Samantha Holtz

Samantha Holtz

For Samantha Holtz, it’s all about access to clean water. More than a billion people globally lack access to safe drinking water, and Holtz has been exploring solutions at both the community level and the policymaking side of this vital public health issue. 

“I've always been into water, water scarcity, contamination,” Holtz says. “It’s the most important resource on the planet. Too many people don't have access to clean water, or the water they have access to harms them.”

She is pursuing her master of public health in environmental health degree at the College of Public Health with support from the Stauffenberg Endowed Scholarship. 

Holtz studied environmental science as an undergraduate at the University of Maryland, but now she has returned to her native Philadelphia area to focus her graduate studies on environmental health. Her awareness of water scarcity arose during a summer she spent in Israel, working as an intern at an environmental consultancy. Israel has long faced a chronic water shortage, and Holtz learned about the practice of fog harvesting, using large mesh nets to collect water vapor, which flows into a trough. It’s an ancient practice that can be a sustainable source of freshwater in the driest parts of the world.  

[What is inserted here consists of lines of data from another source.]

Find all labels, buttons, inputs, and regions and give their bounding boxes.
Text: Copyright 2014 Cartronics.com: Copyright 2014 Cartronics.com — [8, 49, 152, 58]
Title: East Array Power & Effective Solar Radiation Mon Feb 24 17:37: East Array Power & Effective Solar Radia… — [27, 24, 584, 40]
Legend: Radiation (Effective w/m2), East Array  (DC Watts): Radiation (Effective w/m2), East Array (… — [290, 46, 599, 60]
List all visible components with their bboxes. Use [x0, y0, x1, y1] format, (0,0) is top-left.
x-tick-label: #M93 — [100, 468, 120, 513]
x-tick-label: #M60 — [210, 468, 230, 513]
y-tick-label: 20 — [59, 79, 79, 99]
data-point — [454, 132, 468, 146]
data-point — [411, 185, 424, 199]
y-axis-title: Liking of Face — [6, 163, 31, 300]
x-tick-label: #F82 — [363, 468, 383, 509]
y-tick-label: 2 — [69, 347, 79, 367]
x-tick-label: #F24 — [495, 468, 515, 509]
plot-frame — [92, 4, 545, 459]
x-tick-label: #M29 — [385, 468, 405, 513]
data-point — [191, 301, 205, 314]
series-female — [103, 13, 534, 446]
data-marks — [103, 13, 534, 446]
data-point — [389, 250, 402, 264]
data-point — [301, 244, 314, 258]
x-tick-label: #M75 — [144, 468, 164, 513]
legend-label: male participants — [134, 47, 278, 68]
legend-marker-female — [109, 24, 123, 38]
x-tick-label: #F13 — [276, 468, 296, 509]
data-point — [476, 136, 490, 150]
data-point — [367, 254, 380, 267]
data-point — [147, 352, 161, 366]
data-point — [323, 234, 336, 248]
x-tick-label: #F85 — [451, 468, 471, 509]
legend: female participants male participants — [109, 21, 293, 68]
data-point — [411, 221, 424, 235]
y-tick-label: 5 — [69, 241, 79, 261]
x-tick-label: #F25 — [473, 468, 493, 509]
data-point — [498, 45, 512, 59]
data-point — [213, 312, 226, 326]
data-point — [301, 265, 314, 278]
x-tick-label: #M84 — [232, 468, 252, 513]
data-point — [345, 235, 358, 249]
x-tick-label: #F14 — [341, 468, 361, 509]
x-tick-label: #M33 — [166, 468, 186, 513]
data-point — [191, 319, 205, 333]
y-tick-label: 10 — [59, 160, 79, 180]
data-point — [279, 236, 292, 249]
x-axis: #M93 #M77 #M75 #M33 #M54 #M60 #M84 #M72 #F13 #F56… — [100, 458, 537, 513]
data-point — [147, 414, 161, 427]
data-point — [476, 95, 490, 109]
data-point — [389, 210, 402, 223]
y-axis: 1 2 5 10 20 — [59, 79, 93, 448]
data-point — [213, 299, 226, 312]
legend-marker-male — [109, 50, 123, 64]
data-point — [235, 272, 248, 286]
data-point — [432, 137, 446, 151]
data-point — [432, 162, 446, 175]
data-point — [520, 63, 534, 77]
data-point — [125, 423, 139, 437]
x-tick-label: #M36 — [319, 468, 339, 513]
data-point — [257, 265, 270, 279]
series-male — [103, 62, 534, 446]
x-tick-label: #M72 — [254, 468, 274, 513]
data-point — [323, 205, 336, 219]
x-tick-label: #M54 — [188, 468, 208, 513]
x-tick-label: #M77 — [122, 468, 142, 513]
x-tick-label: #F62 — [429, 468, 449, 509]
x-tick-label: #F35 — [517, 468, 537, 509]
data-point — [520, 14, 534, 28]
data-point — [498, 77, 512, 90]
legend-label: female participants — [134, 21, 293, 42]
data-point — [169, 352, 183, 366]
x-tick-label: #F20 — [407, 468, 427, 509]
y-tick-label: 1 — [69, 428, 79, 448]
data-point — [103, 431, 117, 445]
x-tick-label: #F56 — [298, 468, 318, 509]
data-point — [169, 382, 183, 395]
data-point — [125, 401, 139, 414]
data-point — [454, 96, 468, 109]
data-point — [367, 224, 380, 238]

At Temple, she has expanded her studies to look at local water contamination issues. As a research assistant to Associate Professor Robin Taylor Wilson, an environmental cancer epidemiologist, Holtz has been exploring harmful PFAS chemicals that reside in water supplies in counties around Philadelphia. These man-made chemicals have been linked to cancers and other illnesses in children and adults. “We're putting together a review article, studies of PFAS contamination in other places,” she says. 

The Stauffenberg scholarship, Holtz says, has helped make her studies possible, as she looks to a career in water resource management. She wants to see if she can remain connected to communities and people whose water security is threatened, while she also sees the value of working at a macro level, where it’s possible to make a lasting difference. “I really want to work for the EPA or the CDC. That’s my big goal,” she says.